Under the Flag of the Rising Sun

  • Drama
  • Mystery
  • War
Play Trailer
RELEASE

1972-03-12

BUGET

N/A

LENGTH

96 min

Description

A war widow determined to clear the name of her disgraced husband, who was court-martialed for desertion and executed. Official records have been destroyed, and the ministry that distributes benefits continues to deny her a pension. Twenty-six years after the war, she seeks out four survivors of her husband's garrison. Each tells a dramatically different story about her husband's conduct, but she is determined to learn the truth.

Reviews

watchman

@watchman

No big-budget battle picture, this is a small, intimate chamber of moral horrors. Fukasaku spares neither his characters nor his viewers to deliver a personal anti-war film that indicts an entire social system.

People are tested to the breaking point, without meaning or goal except to escape a miserable death. By the end of the story, you are invited to conclude that no one who felt the brunt of the war survived it; that in truth the Japanese nation did not survive. Those who stay more or less intact seem frankly superhuman.

Prominently featured: sham leadership, ethical vacuity, corruption, betrayal, guilt, and an individual struggle to to avoid being overwhelmed and erased. The flesh-and-blood characters double as social types in a harsh allegory of Japan’s collective refusal to admit unbearable truths.

Little by little, the full weight of blame is laid on civil and military authorities. The Japanese Emperor himself is presented with a kind of grisly bar tab: 3.1 million Japanese lives lost to the war. It’s been said with reason that this movie is too accusatory be made in Japan today.

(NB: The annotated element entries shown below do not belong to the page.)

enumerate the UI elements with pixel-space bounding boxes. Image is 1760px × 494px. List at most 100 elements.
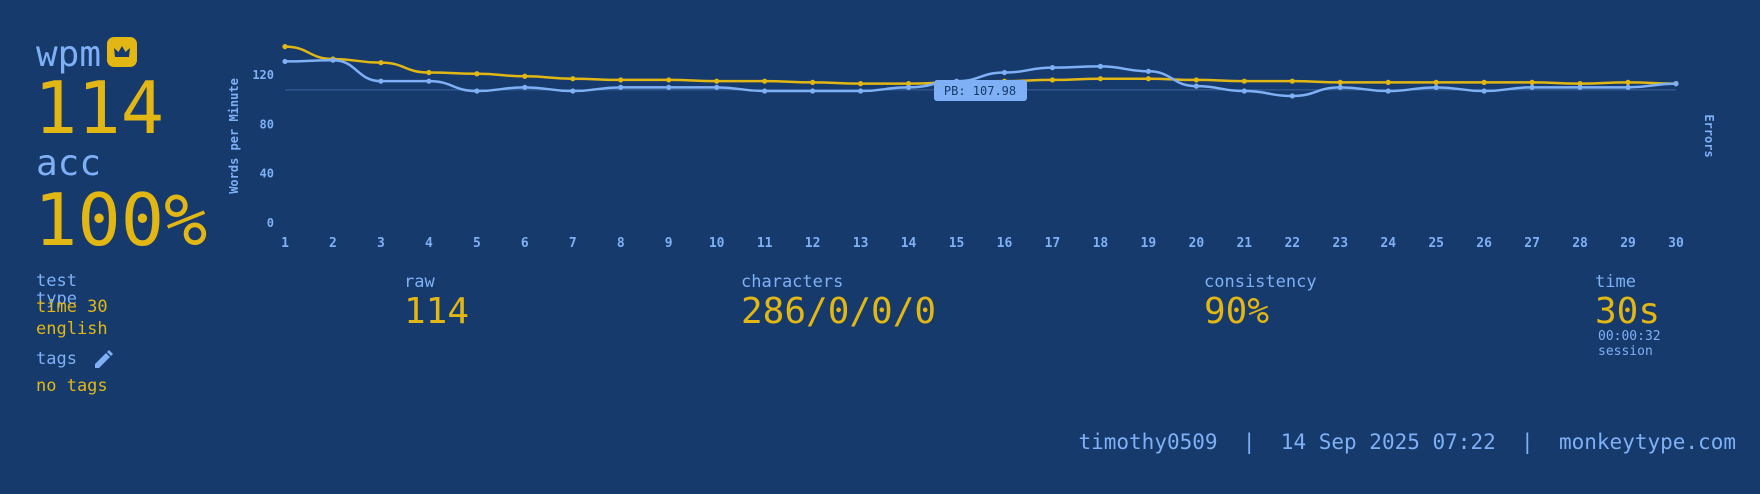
data-point-wpm[interactable] [1625,84,1631,90]
characters-label: characters [741,272,844,292]
x-tick-label: 9 [665,236,673,251]
data-point-raw[interactable] [618,77,624,83]
y-tick-label: 120 [252,68,274,82]
data-point-wpm[interactable] [426,78,432,84]
data-point-wpm[interactable] [1097,63,1104,69]
data-point-raw[interactable] [1625,79,1631,85]
x-tick-label: 18 [1093,236,1109,251]
footer: timothy0509 | 14 Sep 2025 07:22 | monkey… [1078,430,1736,454]
data-point-wpm[interactable] [1673,81,1679,87]
x-tick-label: 26 [1476,236,1492,251]
data-point-raw[interactable] [474,71,480,77]
x-tick-label: 29 [1620,236,1636,251]
session-label: session [1598,344,1653,359]
data-point-raw[interactable] [1529,79,1535,85]
data-point-raw[interactable] [810,79,816,85]
x-tick-label: 17 [1045,236,1061,251]
x-tick-label: 10 [709,236,725,251]
data-point-wpm[interactable] [810,88,816,94]
data-point-raw[interactable] [1577,81,1583,87]
x-tick-label: 7 [569,236,577,251]
raw-label: raw [404,272,435,292]
x-tick-label: 13 [853,236,869,251]
tags-value: no tags [36,376,108,396]
data-point-wpm[interactable] [1577,84,1583,90]
data-point-wpm[interactable] [522,84,528,90]
data-point-raw[interactable] [522,73,528,79]
data-point-wpm[interactable] [1145,68,1151,74]
data-point-wpm[interactable] [1481,88,1487,94]
data-point-wpm[interactable] [1433,84,1439,90]
x-tick-label: 5 [473,236,481,251]
data-point-raw[interactable] [905,81,912,87]
data-point-raw[interactable] [282,44,288,50]
data-point-raw[interactable] [378,60,384,66]
data-point-wpm[interactable] [1049,65,1056,71]
data-point-raw[interactable] [426,69,432,76]
data-point-wpm[interactable] [762,88,768,94]
data-point-wpm[interactable] [618,84,624,90]
data-point-raw[interactable] [570,76,576,82]
data-point-raw[interactable] [1145,76,1151,82]
data-point-wpm[interactable] [905,84,912,90]
footer-separator: | [1242,430,1256,454]
data-point-raw[interactable] [1385,79,1391,85]
data-point-wpm[interactable] [1001,69,1008,76]
characters-value: 286/0/0/0 [741,291,937,332]
footer-username[interactable]: timothy0509 [1078,430,1218,454]
wpm-value: 114 [34,66,165,150]
x-tick-label: 2 [329,236,337,251]
x-tick-label: 19 [1141,236,1157,251]
x-tick-label: 20 [1189,236,1205,251]
footer-date: 14 Sep 2025 07:22 [1280,430,1496,454]
data-point-raw[interactable] [762,78,768,84]
data-point-raw[interactable] [1337,79,1343,85]
data-point-raw[interactable] [857,81,864,87]
data-point-wpm[interactable] [570,88,576,94]
pencil-icon[interactable] [92,349,114,371]
x-tick-label: 12 [805,236,821,251]
data-point-wpm[interactable] [330,57,336,63]
pb-annotation: PB: 107.98 [934,80,1027,101]
data-point-raw[interactable] [666,77,672,83]
test-type-mode: time 30 [36,297,108,317]
x-tick-label: 1 [281,236,289,251]
x-tick-label: 22 [1284,236,1300,251]
data-point-wpm[interactable] [1337,84,1343,90]
data-point-wpm[interactable] [714,84,720,90]
data-point-wpm[interactable] [282,58,288,65]
data-point-wpm[interactable] [1385,88,1391,94]
time-value: 30s [1595,291,1661,332]
data-point-raw[interactable] [1097,76,1104,82]
data-point-raw[interactable] [1289,78,1295,84]
data-point-wpm[interactable] [1193,83,1199,89]
test-type-label: test type [36,271,77,309]
data-point-wpm[interactable] [666,84,672,90]
data-point-raw[interactable] [1481,79,1487,85]
data-point-wpm[interactable] [1289,93,1295,99]
pb-annotation-box [934,80,1027,101]
data-point-wpm[interactable] [1529,84,1535,90]
series-line-wpm [284,58,1677,98]
test-type-language: english [36,319,108,339]
footer-site[interactable]: monkeytype.com [1558,430,1736,454]
x-tick-label: 30 [1668,236,1684,251]
data-point-raw[interactable] [1433,79,1439,85]
data-point-raw[interactable] [714,78,720,84]
data-point-wpm[interactable] [474,88,480,94]
consistency-label: consistency [1204,272,1317,292]
crown-icon[interactable] [107,37,137,67]
x-tick-label: 25 [1428,236,1444,251]
data-point-wpm[interactable] [378,78,384,84]
data-point-wpm[interactable] [1241,88,1247,94]
wpm-label: wpm [36,34,102,75]
data-point-wpm[interactable] [857,88,864,94]
data-point-raw[interactable] [1241,78,1247,84]
data-point-raw[interactable] [1193,77,1199,83]
x-tick-label: 16 [997,236,1013,251]
x-tick-label: 24 [1380,236,1396,251]
acc-value: 100% [34,178,208,262]
y-tick-label: 80 [260,117,274,131]
data-point-raw[interactable] [1049,77,1056,83]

Relentless as he may be, you never detect in Fukasaku an attitude either of cruelty or of smug superiority. He acknowledges human weakness, without quite excusing it; but his utmost condemnation is reserved for societies that recklessly sacrifice their citizens in the pursuit of power.

Sachiko Hidari’s performance gives the movie its moral center. Though the tone is often surreal, there is never a false note from any of the actors. It’s really great work all round.

The 2005 North American DVD release features a clean 16:9 transfer, and some unusually helpful extras.